This blog follows the launch of the new book Border Cities and Territorial Development
The new book focuses on territorial development processes associated with border cities. In this light, the 12 chapters cut across not only economic, but also governance and cross-border planning processes and innovation, in both European and North American border cities, thus providing the reader with a holistic and territorial panorama of their importance to the development of the surrounding regions.
Main goals
In essence, this book is concerned with the analysis of the role of border cities to promote territorial development processes in border regions across the world. It embraces not only the fields of regional and urban studies, but also addresses territorial (urban, regional, local) development and planning theories, as well as the effects of development policies applied to border regions in both Europe and North America. In this light, this book offers a full toolkit of territorial development knowledge for border regions, and advances a range of policy development proposals aiming to provide a comprehensive introduction to contemporary thinking about border cities.
Its main themes analyze urban and regional development, as well as planning processes and policies, and their effects in border regions. In short, the following main objectives are to:
- Highlight the potential role border cities have in the territorial development processes of border regions across the world;
- Provide academics, students and policymakers with a thorough understanding of current debates around territorial development processes in border regions;
- Offer a roadmap for territorial development theories and strategic policy guidelines, by providing evidence-based narratives of how border regions have been promoting territorial development and how these processes can be enhanced;
- Introduce academics, students and policymakers, to a range of policy strategies essential to promote positive territorial development trends in border regions;
- Fill a gap in the existing literature on how urban areas located in border regions have contributed to their positive territorial development process;
- Provide a wealth of updated analysis of border cities, based on several case-studies covering north, south, west and eastern European borders (Denmark, Germany, Portugal, Spain, United Kingdom, Ireland, France, Luxembourg, Switzerland, Sweden, Norway, Hungary, and Slovakia) and the two North American borders (USA, Canada and Mexico).
- Set the agenda for future work on border cities and their roles in border regional development;
- Provide an update on what has been going on in key border regions, and show the value of multidisciplinary approaches to this subject matter.
Contribution to current literature
Considering these goals, this book fills a gap in available literature on urban and regional studies as well as border regions. Following from the main conclusions of the EU ‘Boosting growth and cohesion in EU border regions’ initiative, border regions are mainly peripheral and lagging areas within a national context.
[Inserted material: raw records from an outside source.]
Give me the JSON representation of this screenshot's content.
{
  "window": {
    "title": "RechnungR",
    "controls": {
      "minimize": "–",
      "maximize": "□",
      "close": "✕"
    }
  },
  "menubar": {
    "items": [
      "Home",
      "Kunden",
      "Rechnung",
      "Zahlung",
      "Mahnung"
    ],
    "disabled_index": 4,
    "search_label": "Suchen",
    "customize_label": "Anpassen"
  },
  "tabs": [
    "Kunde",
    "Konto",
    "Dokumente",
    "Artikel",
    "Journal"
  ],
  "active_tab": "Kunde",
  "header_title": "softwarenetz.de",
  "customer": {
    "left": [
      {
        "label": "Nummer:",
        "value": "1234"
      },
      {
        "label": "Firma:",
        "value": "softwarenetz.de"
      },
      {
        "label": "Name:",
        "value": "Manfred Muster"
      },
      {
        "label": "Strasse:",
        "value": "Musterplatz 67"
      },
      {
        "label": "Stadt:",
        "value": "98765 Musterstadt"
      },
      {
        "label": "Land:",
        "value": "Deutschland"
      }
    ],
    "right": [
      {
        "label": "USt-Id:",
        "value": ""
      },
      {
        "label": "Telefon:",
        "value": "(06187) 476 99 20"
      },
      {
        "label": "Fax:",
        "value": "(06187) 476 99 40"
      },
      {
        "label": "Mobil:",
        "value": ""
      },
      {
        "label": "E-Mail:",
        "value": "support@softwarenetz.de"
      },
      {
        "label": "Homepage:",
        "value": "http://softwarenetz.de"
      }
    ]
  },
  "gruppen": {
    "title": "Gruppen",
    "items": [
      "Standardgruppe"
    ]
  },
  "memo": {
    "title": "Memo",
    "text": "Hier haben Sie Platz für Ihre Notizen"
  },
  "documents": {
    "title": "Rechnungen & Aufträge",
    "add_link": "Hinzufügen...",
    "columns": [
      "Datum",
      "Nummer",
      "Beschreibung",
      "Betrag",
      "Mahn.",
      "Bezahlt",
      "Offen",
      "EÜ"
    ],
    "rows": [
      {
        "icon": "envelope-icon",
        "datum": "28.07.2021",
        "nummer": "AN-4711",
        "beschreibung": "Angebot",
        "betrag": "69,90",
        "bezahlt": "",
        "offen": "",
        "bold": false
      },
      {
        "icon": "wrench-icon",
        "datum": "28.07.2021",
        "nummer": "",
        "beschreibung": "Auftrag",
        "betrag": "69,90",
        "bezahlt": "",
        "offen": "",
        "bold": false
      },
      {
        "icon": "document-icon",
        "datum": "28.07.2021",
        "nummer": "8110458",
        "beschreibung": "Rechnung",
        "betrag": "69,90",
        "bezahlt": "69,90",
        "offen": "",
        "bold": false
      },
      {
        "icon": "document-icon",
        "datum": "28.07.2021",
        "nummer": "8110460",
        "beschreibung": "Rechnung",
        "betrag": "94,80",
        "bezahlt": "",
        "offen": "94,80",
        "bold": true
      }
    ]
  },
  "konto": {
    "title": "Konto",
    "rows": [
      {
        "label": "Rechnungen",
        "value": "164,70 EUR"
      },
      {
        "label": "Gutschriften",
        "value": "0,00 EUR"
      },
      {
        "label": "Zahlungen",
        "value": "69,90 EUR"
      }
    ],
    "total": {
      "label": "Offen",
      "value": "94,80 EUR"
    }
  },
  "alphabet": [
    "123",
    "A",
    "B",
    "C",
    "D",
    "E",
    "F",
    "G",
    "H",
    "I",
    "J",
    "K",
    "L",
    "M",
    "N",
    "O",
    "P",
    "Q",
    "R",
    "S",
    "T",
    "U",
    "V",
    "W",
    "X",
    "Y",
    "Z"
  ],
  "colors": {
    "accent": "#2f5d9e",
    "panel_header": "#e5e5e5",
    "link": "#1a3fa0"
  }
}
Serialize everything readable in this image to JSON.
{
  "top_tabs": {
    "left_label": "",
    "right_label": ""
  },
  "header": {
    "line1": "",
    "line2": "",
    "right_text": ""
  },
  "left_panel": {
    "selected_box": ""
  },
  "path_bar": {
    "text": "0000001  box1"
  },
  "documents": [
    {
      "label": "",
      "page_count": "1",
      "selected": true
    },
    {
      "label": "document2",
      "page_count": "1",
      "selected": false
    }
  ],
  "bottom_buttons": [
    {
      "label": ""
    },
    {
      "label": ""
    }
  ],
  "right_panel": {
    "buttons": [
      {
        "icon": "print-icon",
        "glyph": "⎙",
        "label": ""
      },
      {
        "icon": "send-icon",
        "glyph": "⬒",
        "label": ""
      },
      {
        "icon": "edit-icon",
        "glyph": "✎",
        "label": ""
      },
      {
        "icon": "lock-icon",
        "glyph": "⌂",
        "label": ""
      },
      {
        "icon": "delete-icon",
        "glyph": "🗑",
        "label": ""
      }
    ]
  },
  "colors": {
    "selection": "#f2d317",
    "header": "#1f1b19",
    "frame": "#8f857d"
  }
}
However, they have the potential to be transformed into areas of growth and opportunities.
Such territorial development is generically understood as positive change in economic competitiveness, social cohesion, environmental sustainability, territorial governance and spatial planning processes, during a certain period, in a given territory. This requires not only a systematic reduction of all sorts of border barriers, but also a harmonization of legal-administrative procedures to increase trade, freedom of movement and, ultimately, local cross-border interaction.
Being the anchors of territorial development, cities and, in this case, border cities, play a vital role in stimulating economic activity, institutional cooperation, cross-border planning processes, and access to public services (e.g. hospitals, universities) for inhabitants living on both sides of the border.
In this context, this book provides the reader an almost complete set of case-studies from Europe and North America on how border cities have been implementing cross-border cooperation processes, with a view to developing their border region. From a policymaking perspective, the evidence can serve as a pool of best practice which could be replicated elsewhere.
Eduardo Medeiros is a Geography Professor and an Integrated Research Fellow in DINÂMIA’CET-IUL, Instituto Universitário de Lisboa, Portugal. He has a Ph.D. in Geography – Regional and Urban Planning, and around 200 publications, including more than 50 published papers in international journals, 11 books and 16 book chapters. He is a DG REGIO (European Commission) an ESPON and URBACT III expert, and a Horizon 2020 evaluator. He is also a Regional Studies Association Fellow. He has coordinated several international policy evaluation projects and was a member of DG REGIO and ESPON projects.